Ефим постучал в дверь три раза — условным стуком. Дмитрий открыл сразу. Он был уже одет, при сапогах, при ремне. Лицо его было серым, как осенний рассвет, как дорожная пыль.

— Где? — спросил Ефим тихо.

— В горнице. Спит.

Лаврентия выволокли из постели — в исподнем, сонного, злого, ещё ничего не понимающего. Он брыкался, кусался, размахивал руками, цеплялся за косяки. Кричал дурным голосом:

— Кто? Кто вы такие?! Я председатель! Я власть! Меня трогать нельзя! Расстреляю!

Никто не слушал. Двое партизан — рослые, молчаливые мужики — схватили его под руки и выволокли на крыльцо. Утренний холод ударил в лицо, заставил вдохнуть судорожно, всей грудью, и Лаврентий вдруг замолк — понял. Всё понял.
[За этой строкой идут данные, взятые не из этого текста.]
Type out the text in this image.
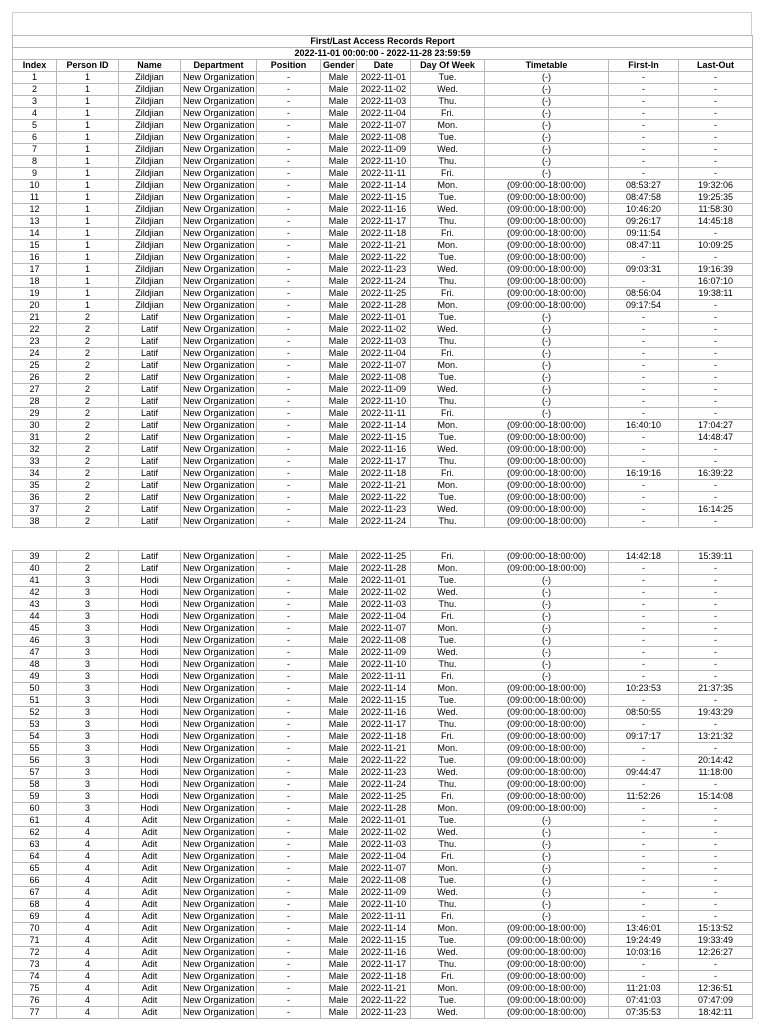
First/Last Access Records Report										
2022-11-01 00:00:00 - 2022-11-28 23:59:59										
Index	Person ID	Name	Department	Position	Gender	Date	Day Of Week	Timetable	First-In	Last-Out
1	1	Zildjian	New Organization	-	Male	2022-11-01	Tue.	(-)	-	-
2	1	Zildjian	New Organization	-	Male	2022-11-02	Wed.	(-)	-	-
3	1	Zildjian	New Organization	-	Male	2022-11-03	Thu.	(-)	-	-
4	1	Zildjian	New Organization	-	Male	2022-11-04	Fri.	(-)	-	-
5	1	Zildjian	New Organization	-	Male	2022-11-07	Mon.	(-)	-	-
6	1	Zildjian	New Organization	-	Male	2022-11-08	Tue.	(-)	-	-
7	1	Zildjian	New Organization	-	Male	2022-11-09	Wed.	(-)	-	-
8	1	Zildjian	New Organization	-	Male	2022-11-10	Thu.	(-)	-	-
9	1	Zildjian	New Organization	-	Male	2022-11-11	Fri.	(-)	-	-
10	1	Zildjian	New Organization	-	Male	2022-11-14	Mon.	(09:00:00-18:00:00)	08:53:27	19:32:06
11	1	Zildjian	New Organization	-	Male	2022-11-15	Tue.	(09:00:00-18:00:00)	08:47:58	19:25:35
12	1	Zildjian	New Organization	-	Male	2022-11-16	Wed.	(09:00:00-18:00:00)	10:46:20	11:58:30
13	1	Zildjian	New Organization	-	Male	2022-11-17	Thu.	(09:00:00-18:00:00)	09:26:17	14:45:18
14	1	Zildjian	New Organization	-	Male	2022-11-18	Fri.	(09:00:00-18:00:00)	09:11:54	-
15	1	Zildjian	New Organization	-	Male	2022-11-21	Mon.	(09:00:00-18:00:00)	08:47:11	10:09:25
16	1	Zildjian	New Organization	-	Male	2022-11-22	Tue.	(09:00:00-18:00:00)	-	-
17	1	Zildjian	New Organization	-	Male	2022-11-23	Wed.	(09:00:00-18:00:00)	09:03:31	19:16:39
18	1	Zildjian	New Organization	-	Male	2022-11-24	Thu.	(09:00:00-18:00:00)	-	16:07:10
19	1	Zildjian	New Organization	-	Male	2022-11-25	Fri.	(09:00:00-18:00:00)	08:56:04	19:38:11
20	1	Zildjian	New Organization	-	Male	2022-11-28	Mon.	(09:00:00-18:00:00)	09:17:54	-
21	2	Latif	New Organization	-	Male	2022-11-01	Tue.	(-)	-	-
22	2	Latif	New Organization	-	Male	2022-11-02	Wed.	(-)	-	-
23	2	Latif	New Organization	-	Male	2022-11-03	Thu.	(-)	-	-
24	2	Latif	New Organization	-	Male	2022-11-04	Fri.	(-)	-	-
25	2	Latif	New Organization	-	Male	2022-11-07	Mon.	(-)	-	-
26	2	Latif	New Organization	-	Male	2022-11-08	Tue.	(-)	-	-
27	2	Latif	New Organization	-	Male	2022-11-09	Wed.	(-)	-	-
28	2	Latif	New Organization	-	Male	2022-11-10	Thu.	(-)	-	-
29	2	Latif	New Organization	-	Male	2022-11-11	Fri.	(-)	-	-
30	2	Latif	New Organization	-	Male	2022-11-14	Mon.	(09:00:00-18:00:00)	16:40:10	17:04:27
31	2	Latif	New Organization	-	Male	2022-11-15	Tue.	(09:00:00-18:00:00)	-	14:48:47
32	2	Latif	New Organization	-	Male	2022-11-16	Wed.	(09:00:00-18:00:00)	-	-
33	2	Latif	New Organization	-	Male	2022-11-17	Thu.	(09:00:00-18:00:00)	-	-
34	2	Latif	New Organization	-	Male	2022-11-18	Fri.	(09:00:00-18:00:00)	16:19:16	16:39:22
35	2	Latif	New Organization	-	Male	2022-11-21	Mon.	(09:00:00-18:00:00)	-	-
36	2	Latif	New Organization	-	Male	2022-11-22	Tue.	(09:00:00-18:00:00)	-	-
37	2	Latif	New Organization	-	Male	2022-11-23	Wed.	(09:00:00-18:00:00)	-	16:14:25
38	2	Latif	New Organization	-	Male	2022-11-24	Thu.	(09:00:00-18:00:00)	-	-
39	2	Latif	New Organization	-	Male	2022-11-25	Fri.	(09:00:00-18:00:00)	14:42:18	15:39:11
40	2	Latif	New Organization	-	Male	2022-11-28	Mon.	(09:00:00-18:00:00)	-	-
41	3	Hodi	New Organization	-	Male	2022-11-01	Tue.	(-)	-	-
42	3	Hodi	New Organization	-	Male	2022-11-02	Wed.	(-)	-	-
43	3	Hodi	New Organization	-	Male	2022-11-03	Thu.	(-)	-	-
44	3	Hodi	New Organization	-	Male	2022-11-04	Fri.	(-)	-	-
45	3	Hodi	New Organization	-	Male	2022-11-07	Mon.	(-)	-	-
46	3	Hodi	New Organization	-	Male	2022-11-08	Tue.	(-)	-	-
47	3	Hodi	New Organization	-	Male	2022-11-09	Wed.	(-)	-	-
48	3	Hodi	New Organization	-	Male	2022-11-10	Thu.	(-)	-	-
49	3	Hodi	New Organization	-	Male	2022-11-11	Fri.	(-)	-	-
50	3	Hodi	New Organization	-	Male	2022-11-14	Mon.	(09:00:00-18:00:00)	10:23:53	21:37:35
51	3	Hodi	New Organization	-	Male	2022-11-15	Tue.	(09:00:00-18:00:00)	-	-
52	3	Hodi	New Organization	-	Male	2022-11-16	Wed.	(09:00:00-18:00:00)	08:50:55	19:43:29
53	3	Hodi	New Organization	-	Male	2022-11-17	Thu.	(09:00:00-18:00:00)	-	-
54	3	Hodi	New Organization	-	Male	2022-11-18	Fri.	(09:00:00-18:00:00)	09:17:17	13:21:32
55	3	Hodi	New Organization	-	Male	2022-11-21	Mon.	(09:00:00-18:00:00)	-	-
56	3	Hodi	New Organization	-	Male	2022-11-22	Tue.	(09:00:00-18:00:00)	-	20:14:42
57	3	Hodi	New Organization	-	Male	2022-11-23	Wed.	(09:00:00-18:00:00)	09:44:47	11:18:00
58	3	Hodi	New Organization	-	Male	2022-11-24	Thu.	(09:00:00-18:00:00)	-	-
59	3	Hodi	New Organization	-	Male	2022-11-25	Fri.	(09:00:00-18:00:00)	11:52:26	15:14:08
60	3	Hodi	New Organization	-	Male	2022-11-28	Mon.	(09:00:00-18:00:00)	-	-
61	4	Adit	New Organization	-	Male	2022-11-01	Tue.	(-)	-	-
62	4	Adit	New Organization	-	Male	2022-11-02	Wed.	(-)	-	-
63	4	Adit	New Organization	-	Male	2022-11-03	Thu.	(-)	-	-
64	4	Adit	New Organization	-	Male	2022-11-04	Fri.	(-)	-	-
65	4	Adit	New Organization	-	Male	2022-11-07	Mon.	(-)	-	-
66	4	Adit	New Organization	-	Male	2022-11-08	Tue.	(-)	-	-
67	4	Adit	New Organization	-	Male	2022-11-09	Wed.	(-)	-	-
68	4	Adit	New Organization	-	Male	2022-11-10	Thu.	(-)	-	-
69	4	Adit	New Organization	-	Male	2022-11-11	Fri.	(-)	-	-
70	4	Adit	New Organization	-	Male	2022-11-14	Mon.	(09:00:00-18:00:00)	13:46:01	15:13:52
71	4	Adit	New Organization	-	Male	2022-11-15	Tue.	(09:00:00-18:00:00)	19:24:49	19:33:49
72	4	Adit	New Organization	-	Male	2022-11-16	Wed.	(09:00:00-18:00:00)	10:03:16	12:26:27
73	4	Adit	New Organization	-	Male	2022-11-17	Thu.	(09:00:00-18:00:00)	-	-
74	4	Adit	New Organization	-	Male	2022-11-18	Fri.	(09:00:00-18:00:00)	-	-
75	4	Adit	New Organization	-	Male	2022-11-21	Mon.	(09:00:00-18:00:00)	11:21:03	12:36:51
76	4	Adit	New Organization	-	Male	2022-11-22	Tue.	(09:00:00-18:00:00)	07:41:03	07:47:09
77	4	Adit	New Organization	-	Male	2022-11-23	Wed.	(09:00:00-18:00:00)	07:35:53	18:42:11
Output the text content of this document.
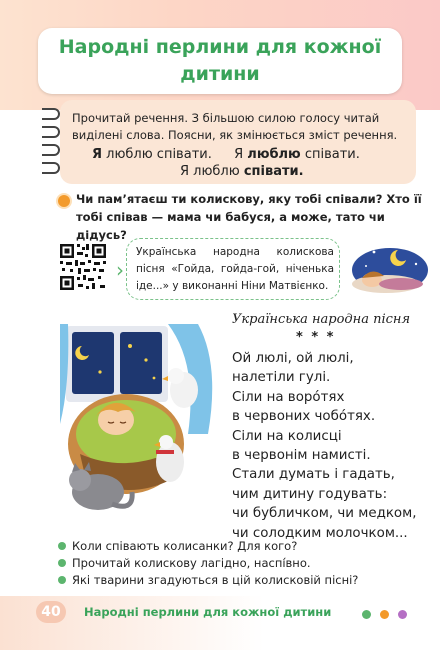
Народні перлини для кожної дитини

Прочитай речення. З більшою силою голосу читай

виділені слова. Поясни, як змінюється зміст речення.

Я люблю співати. Я люблю співати.
Я люблю співати.
Чи пам’ятаєш ти колискову, яку тобі співали? Хто її тобі співав — мама чи бабуся, а може, тато чи дідусь?
›
Українська народна колискова пісня «Гойда, гойда-гой, ніченька іде...» у виконанні Ніни Матвієнко.
Українська народна пісня
* * *
Ой люлі, ой люлі,
налетіли гулі.
Сіли на воро́тях
в червоних чобо́тях.
Сіли на колисці
в червонім намисті.
Стали думать і гадать,
чим дитину годувать:
чи бубличком, чи медком,
чи солодким молочком...
Коли співають колисанки? Для кого?
Прочитай колискову лагідно, наспі́вно.
Які тварини згадуються в цій колисковій пісні?
40	Народні перлини для кожної дитини
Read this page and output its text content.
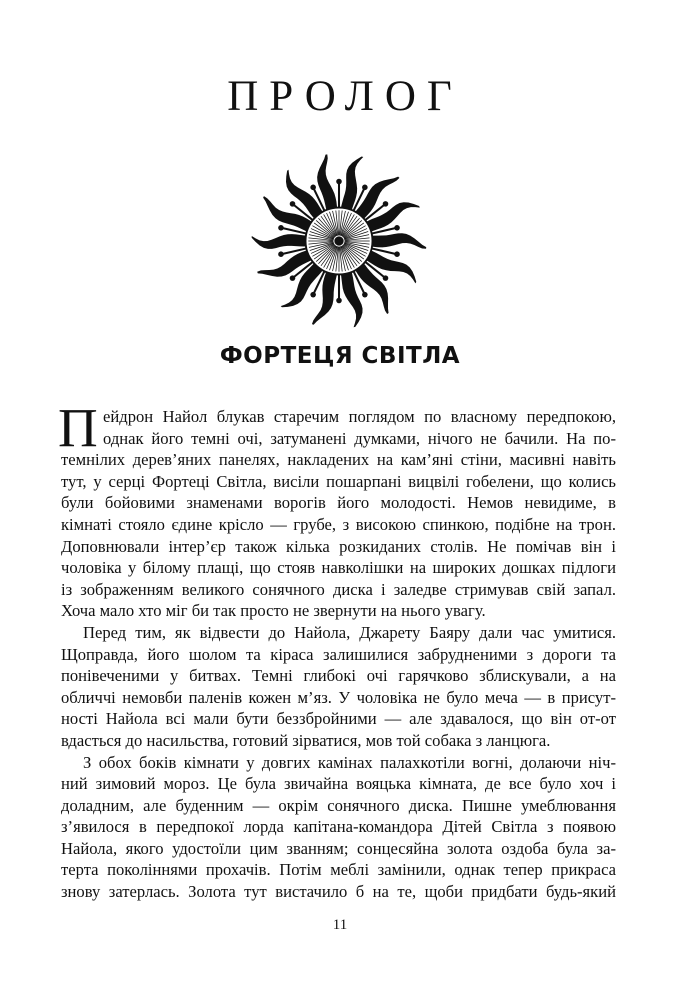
ПРОЛОГ
ФОРТЕЦЯ СВІТЛА
П ейдрон Найол блукав старечим поглядом по власному передпокою,
однак його темні очі, затуманені думками, нічого не бачили. На по-
темнілих дерев’яних панелях, накладених на кам’яні стіни, масивні навіть
тут, у серці Фортеці Світла, висіли пошарпані вицвілі гобелени, що колись
були бойовими знаменами ворогів його молодості. Немов невидиме, в
кімнаті стояло єдине крісло — грубе, з високою спинкою, подібне на трон.
Доповнювали інтер’єр також кілька розкиданих столів. Не помічав він і
чоловіка у білому плащі, що стояв навколішки на широких дошках підлоги
із зображенням великого сонячного диска і заледве стримував свій запал.
Хоча мало хто міг би так просто не звернути на нього увагу.
Перед тим, як відвести до Найола, Джарету Баяру дали час умитися.
Щоправда, його шолом та кіраса залишилися забрудненими з дороги та
понівеченими у битвах. Темні глибокі очі гарячково зблискували, а на
обличчі немовби паленів кожен м’яз. У чоловіка не було меча — в присут-
ності Найола всі мали бути беззбройними — але здавалося, що він от-от
вдасться до насильства, готовий зірватися, мов той собака з ланцюга.
З обох боків кімнати у довгих камінах палахкотіли вогні, долаючи ніч-
ний зимовий мороз. Це була звичайна вояцька кімната, де все було хоч і
доладним, але буденним — окрім сонячного диска. Пишне умеблювання
з’явилося в передпокої лорда капітана-командора Дітей Світла з появою
Найола, якого удостоїли цим званням; сонцесяйна золота оздоба була за-
терта поколіннями прохачів. Потім меблі замінили, однак тепер прикраса
знову затерлась. Золота тут вистачило б на те, щоби придбати будь-який
11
На площади, у старого колодца с покосившимся журавлём, собралась почти вся Волчья Заводь. Собралась не по доброй воле — партизаны обошли дома, велели выходить. Люди стояли молча, сжавшись в тугой ком страха. Женщины прижимали к себе детей, старики опирались на палки. Среди них стояла и Аглая. Белая как мел, с трясущимися губами, в накинутом на плечи платке, она смотрела, как Лаврентия ставят на колени в грязь — прямо посреди площади, возле того самого колодца, из которого всю жизнь пила воду.

— Ты! — заорал Лаврентий, увидев сына. Глаза его налились кровью, лицо перекосилось. — Ты это сделал! Сын! Родной сын! Иуда! Прокляну до седьмого колена! Чтоб ты захлебнулся своей правдой!

Дмитрий стоял в стороне, бледный, с сжатыми кулаками. Но глаза не опускал. Он смотрел прямо на отца, и в этом взгляде была такая мука, что Аглая невольно шагнула вперёд, но остановилась.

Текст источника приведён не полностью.